Figure 3: Neuraminidase-digested oligosaccharides analyzed by nano-ESI mass spectrometry. Aliquots of samples analyzed in Fig. 2 were digested with Arthrobacter ureafaciens sialidase prior to analysis. Structures of the more abundant neutral core glycans (Table 1) are shown in each panel. A. Desialylated glycans from purified pituitary hFSH. B. Desialylated glycans from purified urinary hFSH. C. Desialylated glycans from recombinant GH3-hFSH. D. Desialylated glycans from hFSH24. E. Desialylated glycans from hFSH21. F. Desialylated glycans from hypo-glycosylated hFSH21/18. Note the expanded scale indicated by the dashed line.
All core glycan structures, both inferred and directly observed in either intact or desialylated glycan spectra, are shown in Figure 4. These are organized by increasing m/z value and their presence in each hFSH preparation is indicated as follows: P = pituitary, U = urinary, G = recombinant hFSH produced by GH3 cells, 4 = pituitary hFSH24, 1 = pituitary hFSH21, and H = hypo-glycosylated pituitary hFSH21/18.

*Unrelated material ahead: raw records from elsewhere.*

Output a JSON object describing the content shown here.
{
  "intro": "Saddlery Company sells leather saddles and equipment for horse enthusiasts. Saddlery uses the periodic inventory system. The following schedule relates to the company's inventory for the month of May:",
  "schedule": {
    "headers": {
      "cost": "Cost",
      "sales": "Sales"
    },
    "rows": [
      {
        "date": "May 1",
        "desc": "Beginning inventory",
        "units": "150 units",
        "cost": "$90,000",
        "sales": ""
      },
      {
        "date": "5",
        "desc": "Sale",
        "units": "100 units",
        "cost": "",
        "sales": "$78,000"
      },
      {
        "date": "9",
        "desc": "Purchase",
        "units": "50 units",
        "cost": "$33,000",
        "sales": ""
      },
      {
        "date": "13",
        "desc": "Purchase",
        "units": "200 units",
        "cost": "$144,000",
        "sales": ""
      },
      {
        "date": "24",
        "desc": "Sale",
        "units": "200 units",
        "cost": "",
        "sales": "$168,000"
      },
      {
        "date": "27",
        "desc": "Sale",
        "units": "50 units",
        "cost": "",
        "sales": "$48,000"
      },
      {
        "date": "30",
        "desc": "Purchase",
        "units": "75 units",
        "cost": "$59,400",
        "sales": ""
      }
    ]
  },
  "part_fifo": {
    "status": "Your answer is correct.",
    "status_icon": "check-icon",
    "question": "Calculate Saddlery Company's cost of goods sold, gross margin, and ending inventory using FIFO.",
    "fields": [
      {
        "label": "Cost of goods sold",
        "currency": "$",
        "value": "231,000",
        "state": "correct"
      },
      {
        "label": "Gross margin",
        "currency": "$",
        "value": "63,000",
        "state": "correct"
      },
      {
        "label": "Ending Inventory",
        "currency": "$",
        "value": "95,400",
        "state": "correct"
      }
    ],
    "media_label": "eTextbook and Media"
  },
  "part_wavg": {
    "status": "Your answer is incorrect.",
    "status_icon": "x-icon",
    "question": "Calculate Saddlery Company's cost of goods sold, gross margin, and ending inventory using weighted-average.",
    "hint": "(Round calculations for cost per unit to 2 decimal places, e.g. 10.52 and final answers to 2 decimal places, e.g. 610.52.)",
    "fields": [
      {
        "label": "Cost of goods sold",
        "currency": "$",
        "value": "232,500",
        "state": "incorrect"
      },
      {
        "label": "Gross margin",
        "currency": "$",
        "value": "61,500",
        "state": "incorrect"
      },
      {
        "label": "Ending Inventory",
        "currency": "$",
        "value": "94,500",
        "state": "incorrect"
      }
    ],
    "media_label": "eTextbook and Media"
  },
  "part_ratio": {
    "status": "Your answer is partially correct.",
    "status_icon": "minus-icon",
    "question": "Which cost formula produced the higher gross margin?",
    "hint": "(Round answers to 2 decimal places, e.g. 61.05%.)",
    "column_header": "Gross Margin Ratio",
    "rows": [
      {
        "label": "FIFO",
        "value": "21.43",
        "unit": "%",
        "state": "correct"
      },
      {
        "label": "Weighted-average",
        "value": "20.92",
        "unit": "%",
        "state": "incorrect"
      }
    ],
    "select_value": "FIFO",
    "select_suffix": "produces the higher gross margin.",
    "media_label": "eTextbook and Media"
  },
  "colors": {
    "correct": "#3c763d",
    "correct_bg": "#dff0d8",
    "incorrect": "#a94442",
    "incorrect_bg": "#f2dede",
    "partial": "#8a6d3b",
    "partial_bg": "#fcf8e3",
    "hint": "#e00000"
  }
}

Figure 4: Diagrams showing the structures of the neutral core glycans associated with the 6 hFSH and hFSH glycoform preparations analyzed in this study. The m/z values for the ion associated with the neutral glycan and composition are shown with each structure. In several cases, more than one structure was possible and either could not be eliminated by MS/MS analysis or else all were shown to be present by MS/MS characterization. FSH preparations in which at least 1 glycan ion was detected that shared the same core glycan structure are indicated as follows: P = pituitary FSH, U = urinary FSH, G = recombinant GH3-hFSH, 4 = hFSH24, 1 = FSH21, and H = hFSH21/18 from hLH preparations.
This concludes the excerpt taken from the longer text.